Industry knowledge and training is provided by the franchiser.
The franchisee benefits from national advertisements carried out by the franchiser.
Disadvantages for franchisee
There is very little autonomy over decisions as the franchiser
decides on products, store layout, uniforms, etc.
Royalties have to be paid each year.
There are high initial start-up fees.
define multinational
A multinational is a business that has operations in more than one
country.
Advantages of multinational
Wages and raw material costs are lower in host countries.
Business can avoid legislation in the home country.

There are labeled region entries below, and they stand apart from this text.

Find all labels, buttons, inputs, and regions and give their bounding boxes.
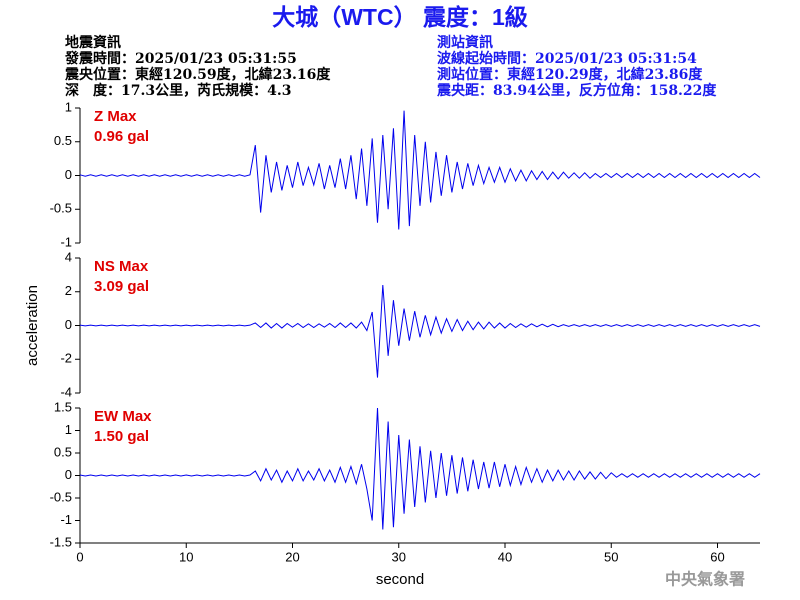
waveform xyxy=(79,407,761,530)
x-tick-label: 20 xyxy=(285,549,299,564)
y-tick-label: -2 xyxy=(60,351,72,366)
y-tick-label: -0.5 xyxy=(50,489,72,504)
annotation: Z Max xyxy=(94,108,137,125)
y-tick-label: 0.5 xyxy=(54,444,72,459)
y-tick-label: 0 xyxy=(65,317,72,332)
x-axis-label: second xyxy=(376,571,424,588)
info-line: 發震時間：2025/01/23 05:31:55 xyxy=(64,50,297,67)
y-tick-label: 1 xyxy=(65,99,72,114)
info-line: 測站資訊 xyxy=(437,34,493,51)
info-line: 深 度：17.3公里，芮氏規模：4.3 xyxy=(65,82,291,99)
footer: 中央氣象署 xyxy=(665,570,745,589)
annotation: 1.50 gal xyxy=(94,428,149,445)
x-tick-label: 40 xyxy=(498,549,512,564)
y-tick-label: 0.5 xyxy=(54,133,72,148)
info-line: 震央距：83.94公里，反方位角：158.22度 xyxy=(436,82,717,99)
info-line: 震央位置：東經120.59度，北緯23.16度 xyxy=(64,66,331,83)
y-tick-label: 0 xyxy=(65,467,72,482)
x-tick-label: 30 xyxy=(392,549,406,564)
waveform xyxy=(79,110,761,230)
x-tick-label: 0 xyxy=(76,549,83,564)
y-tick-label: -1.5 xyxy=(50,534,72,549)
y-tick-label: 1.5 xyxy=(54,399,72,414)
waveform xyxy=(79,284,761,378)
y-tick-label: -4 xyxy=(60,384,72,399)
info-line: 測站位置：東經120.29度，北緯23.86度 xyxy=(437,66,703,83)
y-axis-label: acceleration xyxy=(24,285,41,366)
info-line: 地震資訊 xyxy=(65,34,121,51)
y-tick-label: 4 xyxy=(65,249,72,264)
y-tick-label: 0 xyxy=(65,167,72,182)
chart-title: 大城（WTC） 震度：1級 xyxy=(272,4,528,30)
info-line: 波線起始時間：2025/01/23 05:31:54 xyxy=(437,50,697,67)
x-tick-label: 60 xyxy=(710,549,724,564)
annotation: 0.96 gal xyxy=(94,128,149,145)
y-tick-label: -0.5 xyxy=(50,201,72,216)
y-tick-label: 1 xyxy=(65,422,72,437)
annotation: EW Max xyxy=(94,408,152,425)
annotation: NS Max xyxy=(94,258,149,275)
y-tick-label: -1 xyxy=(60,234,72,249)
x-tick-label: 50 xyxy=(604,549,618,564)
y-tick-label: 2 xyxy=(65,283,72,298)
y-tick-label: -1 xyxy=(60,512,72,527)
x-tick-label: 10 xyxy=(179,549,193,564)
annotation: 3.09 gal xyxy=(94,278,149,295)
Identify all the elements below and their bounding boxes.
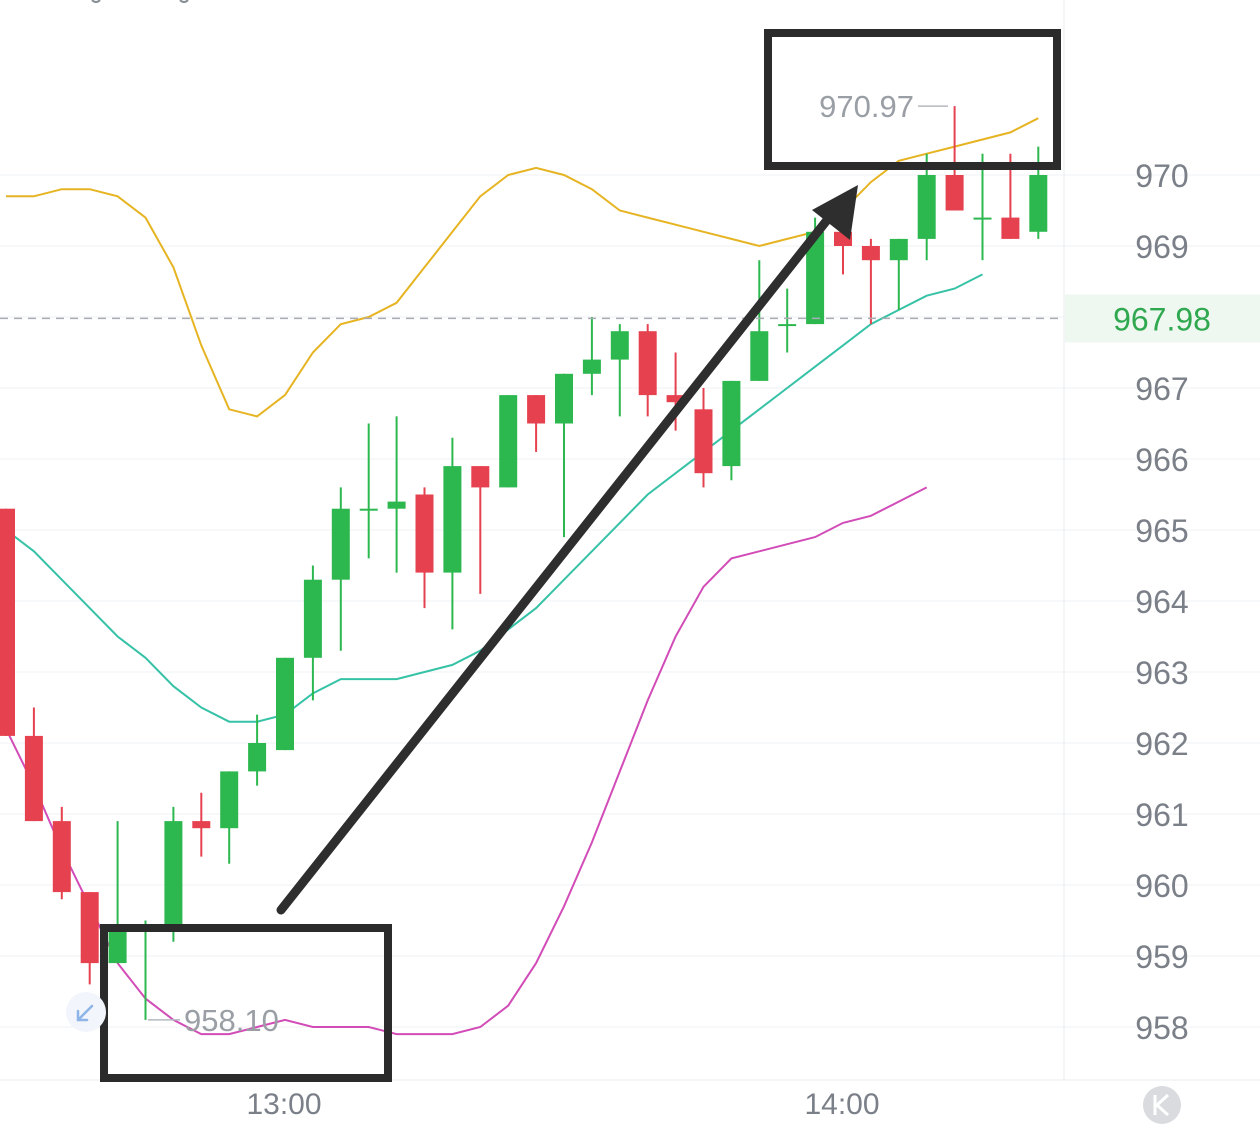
candle-body <box>750 331 769 381</box>
candle-body <box>0 508 15 736</box>
candle-body <box>164 821 183 928</box>
indicator-lines <box>5 117 1039 1036</box>
candle-body <box>331 508 350 580</box>
candle-body <box>582 359 601 374</box>
candle-body <box>917 175 936 239</box>
candle-body <box>694 409 713 474</box>
y-tick-label: 961 <box>1135 797 1188 833</box>
y-tick-label: 964 <box>1135 584 1188 620</box>
trend-arrow-head <box>812 185 858 240</box>
candles <box>0 106 1048 1020</box>
candle-body <box>638 331 657 396</box>
candle-body <box>1001 217 1020 239</box>
candle-body <box>276 657 294 751</box>
price-axis: 970 969 967 966 965 964 963 962 961 960 959 958 13:0… <box>246 158 1188 1121</box>
y-tick-label: 963 <box>1135 655 1188 691</box>
x-tick-label: 14:00 <box>804 1088 879 1121</box>
indicator-line <box>5 273 983 723</box>
candle-body <box>499 395 518 488</box>
indicator-line <box>6 117 1039 418</box>
candle-body <box>52 821 71 893</box>
k-badge-icon[interactable] <box>1143 1086 1181 1124</box>
grid <box>0 0 1260 1081</box>
candle-body <box>415 494 434 573</box>
y-tick-label: 960 <box>1135 868 1188 904</box>
y-tick-label: 966 <box>1135 442 1188 478</box>
y-tick-label: 967 <box>1135 371 1188 407</box>
high-price-label: 970.97 <box>819 89 914 124</box>
candle-body <box>248 743 267 772</box>
current-price-tag <box>1065 294 1260 343</box>
candle-body <box>778 324 797 327</box>
y-tick-label: 970 <box>1135 158 1188 194</box>
candle-body <box>722 380 741 467</box>
candle-body <box>861 246 880 261</box>
x-tick-label: 13:00 <box>246 1088 321 1121</box>
candle-body <box>80 892 99 964</box>
candle-body <box>889 238 908 261</box>
y-tick-label: 969 <box>1135 229 1188 265</box>
candle-body <box>108 927 127 964</box>
current-price-label: 967.98 <box>1113 301 1211 337</box>
candle-body <box>220 771 239 829</box>
candle-body <box>806 231 825 325</box>
k-glyph-icon <box>1153 1093 1170 1117</box>
collapse-icon <box>66 992 106 1032</box>
y-tick-label: 959 <box>1135 939 1188 975</box>
indicator-line <box>5 486 928 1036</box>
candle-body <box>387 501 406 509</box>
y-tick-label: 958 <box>1135 1010 1188 1046</box>
candle-body <box>443 466 462 573</box>
candle-body <box>471 466 490 488</box>
candle-body <box>973 217 992 220</box>
candle-body <box>24 735 43 822</box>
price-labels: 967.98 970.97 958.10 <box>0 89 1260 1038</box>
candle-body <box>1029 175 1048 232</box>
candle-body <box>192 821 211 829</box>
y-tick-label: 962 <box>1135 726 1188 762</box>
candle-body <box>359 508 378 511</box>
low-annotation-box <box>100 924 392 1082</box>
candle-body <box>666 395 685 403</box>
trend-arrow-shaft <box>276 205 840 915</box>
arrow-icon <box>76 1004 94 1022</box>
candle-body <box>610 331 629 360</box>
candle-body <box>527 395 546 424</box>
candle-body <box>555 373 573 424</box>
top-cutoff-decoration <box>91 0 189 3</box>
candle-body <box>303 579 322 658</box>
low-price-label: 958.10 <box>184 1003 279 1038</box>
candle-body <box>945 175 964 211</box>
high-annotation-box <box>764 29 1061 170</box>
y-tick-label: 965 <box>1135 513 1188 549</box>
annotations <box>66 0 1181 1124</box>
k-badge-bg <box>1143 1086 1181 1124</box>
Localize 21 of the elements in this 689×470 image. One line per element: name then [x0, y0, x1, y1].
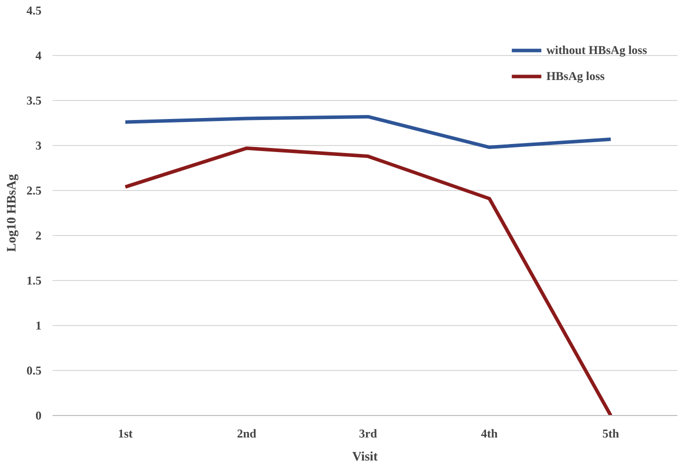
- y-axis-title: Log10 HBsAg: [4, 174, 18, 252]
- x-tick-label: 5th: [602, 426, 620, 440]
- x-tick-label: 4th: [481, 426, 498, 440]
- y-tick-label: 3.5: [26, 94, 42, 108]
- line-series: [124, 114, 612, 150]
- x-axis-title: Visit: [352, 448, 378, 464]
- y-tick-label: 2: [36, 228, 42, 242]
- y-tick-label: 4: [36, 48, 42, 62]
- legend-label: without HBsAg loss: [546, 42, 647, 58]
- y-tick-label: 2.5: [26, 184, 42, 198]
- y-tick-label: 0.5: [26, 364, 42, 378]
- y-tick-label: 1: [36, 318, 42, 332]
- x-tick-label: 1st: [118, 426, 133, 440]
- x-tick-label: 3rd: [359, 426, 378, 440]
- legend-label: HBsAg loss: [546, 68, 605, 84]
- y-tick-label: 4.5: [26, 4, 42, 18]
- line-series: [124, 146, 612, 416]
- y-tick-label: 0: [36, 408, 42, 422]
- x-tick-label: 2nd: [237, 426, 257, 440]
- y-tick-label: 1.5: [26, 274, 42, 288]
- y-tick-label: 3: [36, 138, 42, 152]
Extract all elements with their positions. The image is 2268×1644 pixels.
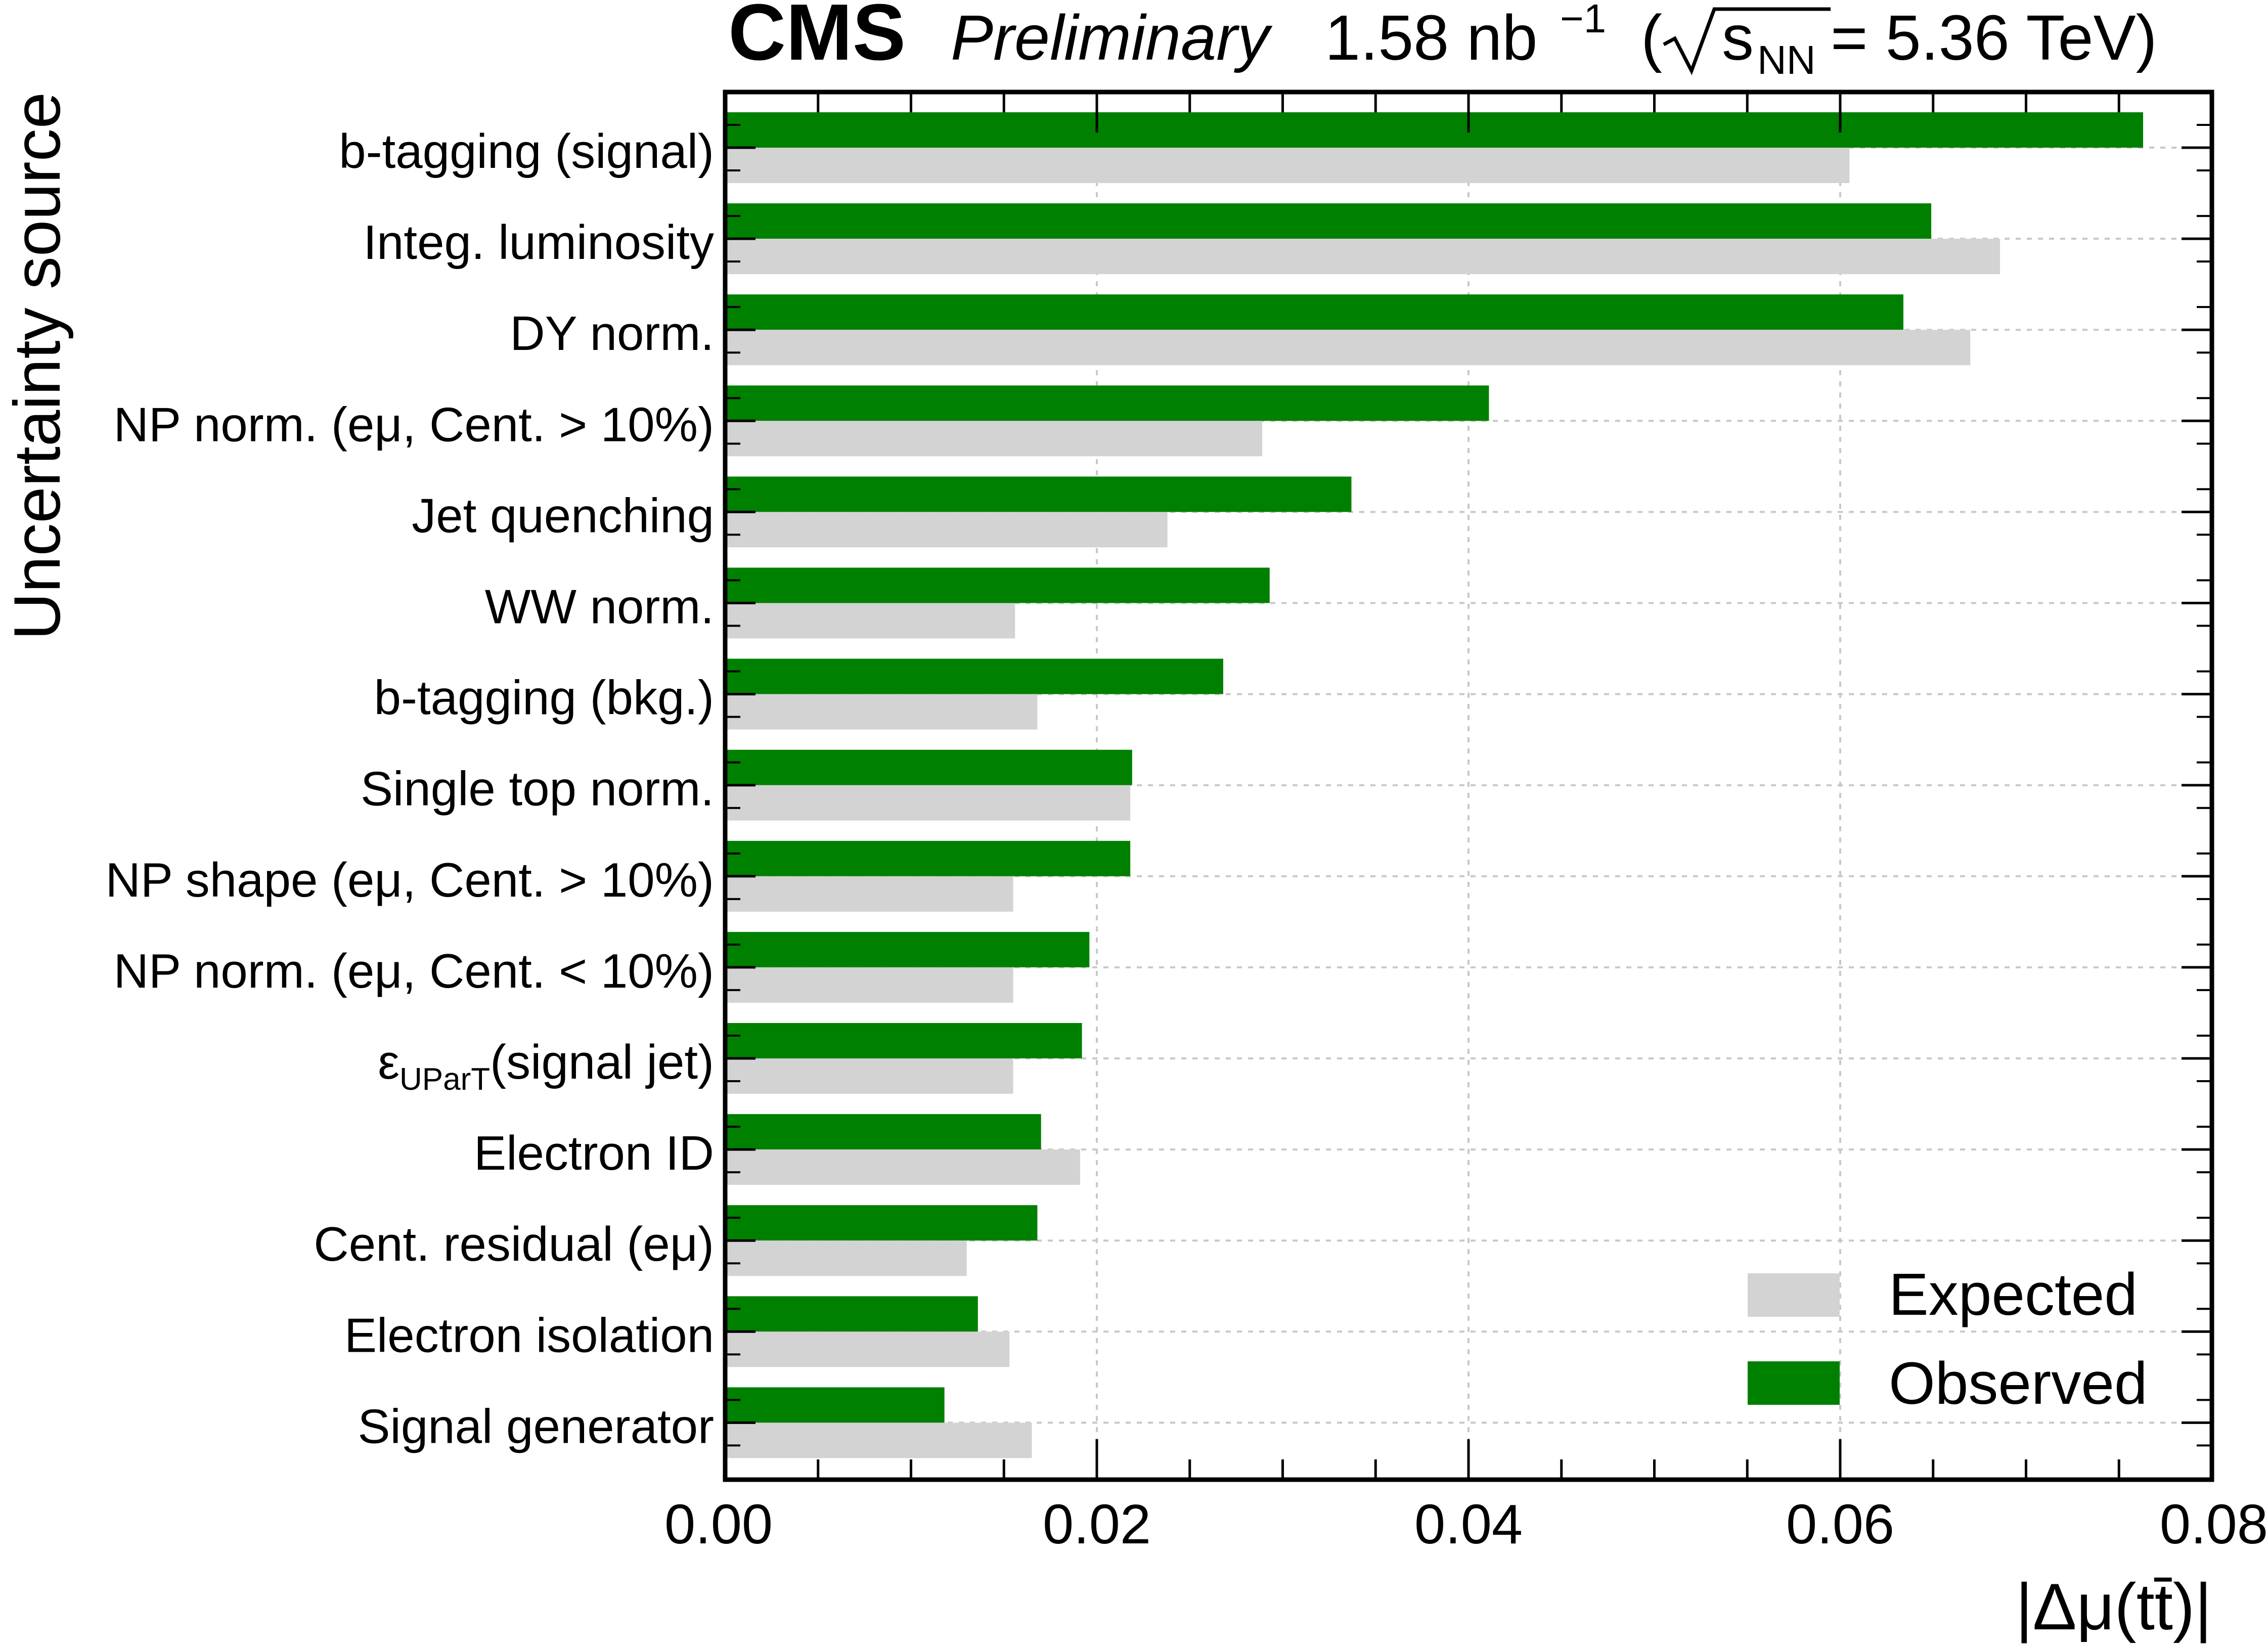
bar-observed — [725, 1205, 1038, 1241]
bar-observed — [725, 476, 1352, 512]
energy-value: = 5.36 TeV) — [1831, 2, 2157, 73]
legend-swatch-expected — [1748, 1273, 1840, 1317]
bar-expected — [725, 694, 1038, 730]
energy-subscript: NN — [1757, 37, 1816, 82]
bar-expected — [725, 1331, 1010, 1367]
category-label: b-tagging (signal) — [339, 124, 714, 179]
bar-expected — [725, 512, 1168, 548]
y-axis-title: Uncertainty source — [0, 92, 74, 640]
bar-expected — [725, 330, 1971, 366]
status-label: Preliminary — [951, 2, 1273, 73]
category-label: Electron isolation — [344, 1308, 714, 1362]
x-tick-label: 0.00 — [664, 1493, 773, 1556]
category-label: NP norm. (eμ, Cent. > 10%) — [114, 397, 714, 452]
category-label: b-tagging (bkg.) — [374, 671, 714, 725]
bar-observed — [725, 203, 1932, 239]
bar-observed — [725, 112, 2144, 148]
bars — [725, 112, 2144, 1458]
bar-expected — [725, 967, 1013, 1003]
bar-observed — [725, 658, 1223, 694]
bar-observed — [725, 840, 1131, 876]
x-tick-label: 0.04 — [1414, 1493, 1523, 1556]
bar-observed — [725, 749, 1132, 785]
bar-expected — [725, 603, 1015, 639]
bar-expected — [725, 876, 1013, 912]
category-label: Integ. luminosity — [363, 215, 714, 270]
category-label: Electron ID — [474, 1126, 714, 1180]
bar-expected — [725, 1149, 1080, 1185]
x-tick-label: 0.06 — [1786, 1493, 1894, 1556]
bar-expected — [725, 1058, 1013, 1094]
legend-label-expected: Expected — [1889, 1261, 2138, 1328]
lumi-exponent: −1 — [1560, 0, 1606, 41]
category-labels: b-tagging (signal) Integ. luminosity DY no… — [105, 124, 714, 1453]
x-tick-label: 0.02 — [1043, 1493, 1151, 1556]
x-axis-title: |Δμ(tt̄)| — [2016, 1570, 2212, 1643]
category-label: Single top norm. — [361, 762, 714, 816]
bar-expected — [725, 148, 1850, 183]
bar-observed — [725, 1023, 1082, 1058]
category-label: WW norm. — [485, 580, 714, 634]
experiment-label: CMS — [728, 0, 906, 77]
x-tick-labels: 0.00 0.02 0.04 0.06 0.08 — [664, 1493, 2268, 1556]
bar-expected — [725, 239, 2000, 275]
category-label: Jet quenching — [412, 488, 714, 543]
bar-observed — [725, 931, 1090, 967]
energy-symbol: s — [1722, 2, 1754, 73]
bar-expected — [725, 421, 1263, 457]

Grants can be issued by governments to locate in their country.
Business can avoid quotas (retraction on amount of imports/exports) and tariffs (taxes on imports/exports)
issued by their own governments.
disadvantages of multinational
Language barriers can slow down communication.
Cultural differences can affect production, e.g. ‘siestas’ in Spain.
Exchange rates can affect purchasing and paying expenses in different countries.
Time differences can hinder communication between head
office and branches around the world.
advantages of third sector
Charities are exempt from paying some taxes, such as VAT
and Corporation Tax.
There are low wage costs due to volunteers working for free.
Private companies are more willing to donate to and sponsor charities than ever before as it is good ‘PR’.
disadvantages of third sector
It can be difficult to compete with the large marketing budgets of organisations within the private sector.
Charities rely heavily on volunteers who may leave for paid work.